Quand « réunion de travail » en arabe devient « retour à Gaza » en hébreu

En septembre de la même année, Mohammed Habash avait reçu une autorisation d’entrer à Gaza. Sur l’autorisation, les employés de l’Administration civile avaient écrit en arabe : «besoins immédiats – réunion de travail». En hébreu, que Habbash ne lit pas, ils avaient écrit : «besoins spéciaux – retour dans la zone de Gaza».

Photo : Gisha, une association qui a pour objectif de protéger la liberté de mouvement des Palestiniens

Amira Hass, 2 mars 2021

L’État prétend que Mohammed Habbash, 41 ans, a décidé de retourner à Gaza et de s’y établir et que, par conséquent, il lui est désormais interdit d’en repartir. Habbash prétend que ce n’est pas vrai : Il est résident de Bethléem, comme le montre l’adresse inscrite sur sa carte d’identité. Il travaille en Israël, dans la construction, et c’est ainsi qu’il subvient aux besoins de sa femme et de ses enfants, qui vivent à Gaza. L’État – autrement dit le Coordinateur des activités gouvernementales dans les territoires, ou COGAT – insiste : Il a élu domicile à Gaza. Alors que lui, Mohammed Habbash, insiste sur le fait qu’il est contraint de rester à Gaza contre son gré.

L’État exhibe un formulaire plutôt bizarroïde signé par Habbash et intitulé « Déclaration ». Mais la déclaration est au nom de l’Administration civile (laquelle est subordonnée au COGAT) et elle n’est pas datée.
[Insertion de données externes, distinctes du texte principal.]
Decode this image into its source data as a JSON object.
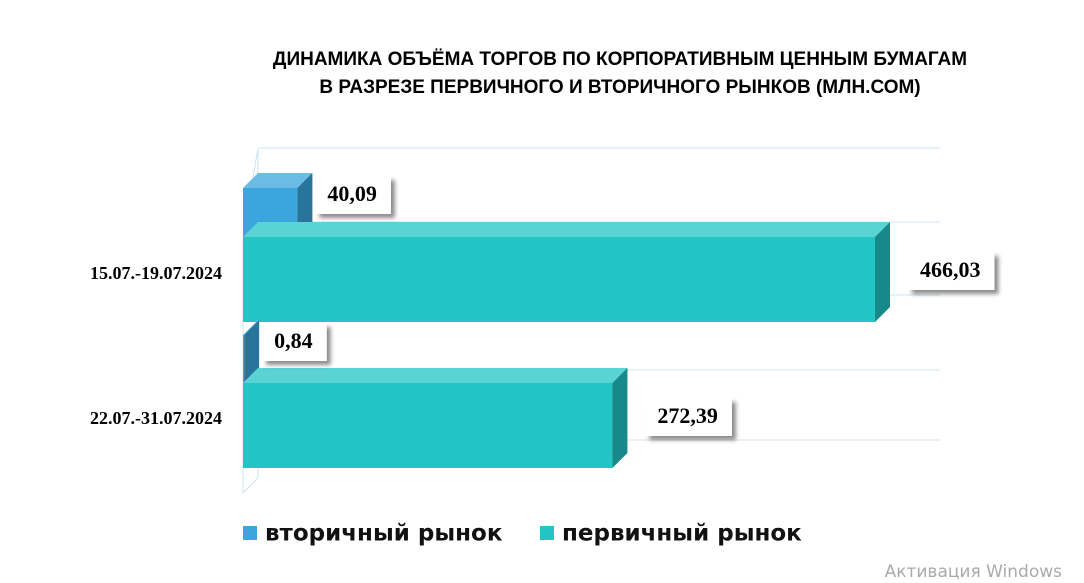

Elle dit ceci :

« Votre demande de permis de transit de la zone de Judée et Samarie vers la bande de Gaza a été approuvée sur base de votre déclaration exprimant votre désir de transférer le centre de votre existence dans la bande de Gaza. »

Habbash se rappelle vaguement qu’en 2017, on lui avait demandé de signer un papelard au bureau de l’Administration civile, à Gush Etzion. Il n’avait pas compris tout à fait de quoi il retournait et il ne se rendait certainement pas compte des conséquences que cela pouvait avoir. Sa mère était malade. Il voulait lui rendre visite. Les employés de l’Administration civile lui avaient donné à comprendre qu’en signant le formulaire, il pourrait obtenir un permis plus rapidement. Des circonstances personnelles l’avaient empêché de faire le voyage immédiatement et, heureusement, l’état de santé de sa mère s’était stabilisé.

En septembre de la même année, il avait reçu une autorisation d’entrer à Gaza. Sur l’autorisation, les employés de l’Administration civile avaient écrit en arabe : « besoins immédiats – réunion de travail ». En hébreu, que Habbash ne lit pas, ils avaient écrit : « besoins spéciaux – retour dans la zone de Gaza ». La différence entre ce qui est écrit dans les deux langues est curieuse et, administrativement, elle n’est pas correcte. Quand Habbash avait voulu retourner en Cisjordanie, sa demande avait été refusée, et on avait invoqué plusieurs excuses. Mais le prétexte de son « installation permanente » à Gaza n’avait pas été mentionné.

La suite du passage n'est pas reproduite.